Climate report calls for green "New Deal"

LONDON (Reuters) - The world needs leaders with the vision to forge New Deal-type policies to tackle the potentially disastrous combination of climate change, high inflation and economic slowdown, a British think-tank said on Monday.

A wind turbine is pictured at Loftsome Bridge Treatment Works, in front of Drax Power Station near Selby, northern England, June 19, 2008. REUTERS/Nigel Roddis

“A New Green Deal”, a report issued by the New Economics Foundation, uses the convergence of the credit crunch, climate change and booming food and fuel prices to make the case for a new economics for the 21st century.

Key points in the report are that every home must generate its own power, an oil legacy fund must be set up using windfall taxes on oil and gas firms to help pay for green transformation, and carbon should be priced according to its climate impact.

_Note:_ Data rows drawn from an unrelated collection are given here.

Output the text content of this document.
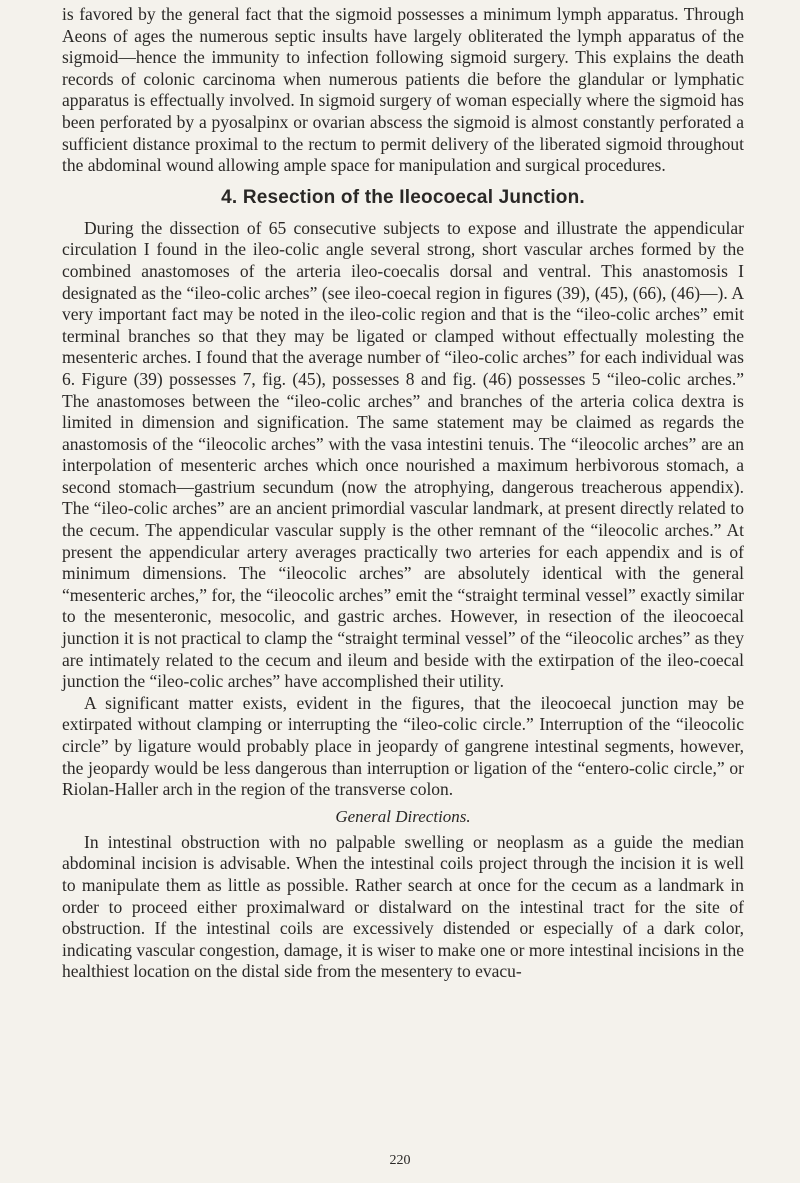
is favored by the general fact that the sigmoid possesses a minimum lymph apparatus. Through Aeons of ages the numerous septic insults have largely obliterated the lymph apparatus of the sigmoid—hence the immunity to infection following sigmoid surgery. This explains the death records of colonic carcinoma when numerous patients die before the glandular or lymphatic apparatus is effectually involved. In sigmoid surgery of woman especially where the sigmoid has been perforated by a pyosalpinx or ovarian abscess the sigmoid is almost constantly perforated a sufficient distance proximal to the rectum to permit delivery of the liberated sigmoid throughout the abdominal wound allowing ample space for manipulation and surgical procedures.

4. Resection of the Ileocoecal Junction.

During the dissection of 65 consecutive subjects to expose and illustrate the appendicular circulation I found in the ileo-colic angle several strong, short vascular arches formed by the combined anastomoses of the arteria ileo-coecalis dorsal and ventral. This anastomosis I designated as the “ileo-colic arches” (see ileo-coecal region in figures (39), (45), (66), (46)—). A very important fact may be noted in the ileo-colic region and that is the “ileo-colic arches” emit terminal branches so that they may be ligated or clamped without effectually molesting the mesenteric arches. I found that the average number of “ileo-colic arches” for each individual was 6. Figure (39) possesses 7, fig. (45), possesses 8 and fig. (46) possesses 5 “ileo-colic arches.” The anastomoses between the “ileo-colic arches” and branches of the arteria colica dextra is limited in dimension and signification. The same statement may be claimed as regards the anastomosis of the “ileocolic arches” with the vasa intestini tenuis. The “ileocolic arches” are an interpolation of mesenteric arches which once nourished a maximum herbivorous stomach, a second stomach—gastrium secundum (now the atrophying, dangerous treacherous appendix). The “ileo-colic arches” are an ancient primordial vascular landmark, at present directly related to the cecum. The appendicular vascular supply is the other remnant of the “ileocolic arches.” At present the appendicular artery averages practically two arteries for each appendix and is of minimum dimensions. The “ileocolic arches” are absolutely identical with the general “mesenteric arches,” for, the “ileocolic arches” emit the “straight terminal vessel” exactly similar to the mesenteronic, mesocolic, and gastric arches. However, in resection of the ileocoecal junction it is not practical to clamp the “straight terminal vessel” of the “ileocolic arches” as they are intimately related to the cecum and ileum and beside with the extirpation of the ileo-coecal junction the “ileo-colic arches” have accomplished their utility.

A significant matter exists, evident in the figures, that the ileocoecal junction may be extirpated without clamping or interrupting the “ileo-colic circle.” Interruption of the “ileocolic circle” by ligature would probably place in jeopardy of gangrene intestinal segments, however, the jeopardy would be less dangerous than interruption or ligation of the “entero-colic circle,” or Riolan-Haller arch in the region of the transverse colon.

General Directions.

In intestinal obstruction with no palpable swelling or neoplasm as a guide the median abdominal incision is advisable. When the intestinal coils project through the incision it is well to manipulate them as little as possible. Rather search at once for the cecum as a landmark in order to proceed either proximalward or distalward on the intestinal tract for the site of obstruction. If the intestinal coils are excessively distended or especially of a dark color, indicating vascular congestion, damage, it is wiser to make one or more intestinal incisions in the healthiest location on the distal side from the mesentery to evacu-

220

Interest rates should be cut to help investment in green energy and transport infrastructure, and monolithic financial institutions should be broken up so the failure of one would not destabilize the economy, said the NEF, an independent group.

“A credit crisis, coupled with high and rising oil prices and long-term climatic upheaval, are conspiring to create the perfect storm,” said NEF director Andrew Simms.

“Instead of desperate baling-out, we need a comprehensive plan and a new course to navigate each obstacle in this new phenomenon.

“We need a modern Green New Deal that has the scale, boldness and vision previously only seen, for example, in Roosevelt’s response to the Great Depression,” he added.

President Franklin Roosevelt’s New Deal was a series of programs between 1933 and 1938 aimed at helping the poor, reforming the U.S. financial system and stimulating an economy that had plunged into depression after the Wall Street crash.


Today, economists say global economic growth is slowing, and most scientists say urgent action is needed to stop the planet entering a period of unstoppable temperature rise caused largely by rising carbon emissions.

“The credit, climate and oil crunches are all individually serious issues, but in combination their impact could be catastrophic for our economy, and for our way of life,” said Tony Juniper, co-author of the report and former head of the environmental group Friends of the Earth.

“We need real leadership and vision to get through this, and right now we are not seeing it. Politicians from across the spectrum should signal their willingness to think differently and to embrace new ideas,” he added.

The report also calls for a low-carbon energy system, financial incentives and policies to promote energy efficiency, closer scrutiny of exotic tax avoidance instruments, a clampdown on tax havens and new capital controls.

“We need a comprehensive plan which would involve far tougher regulation of capital, changes to tax systems and a sustained programme of investment in energy conservation and renewable energy,” said Larry Elliott, economics editor of the left-leaning Guardian newspaper and co-author of the report.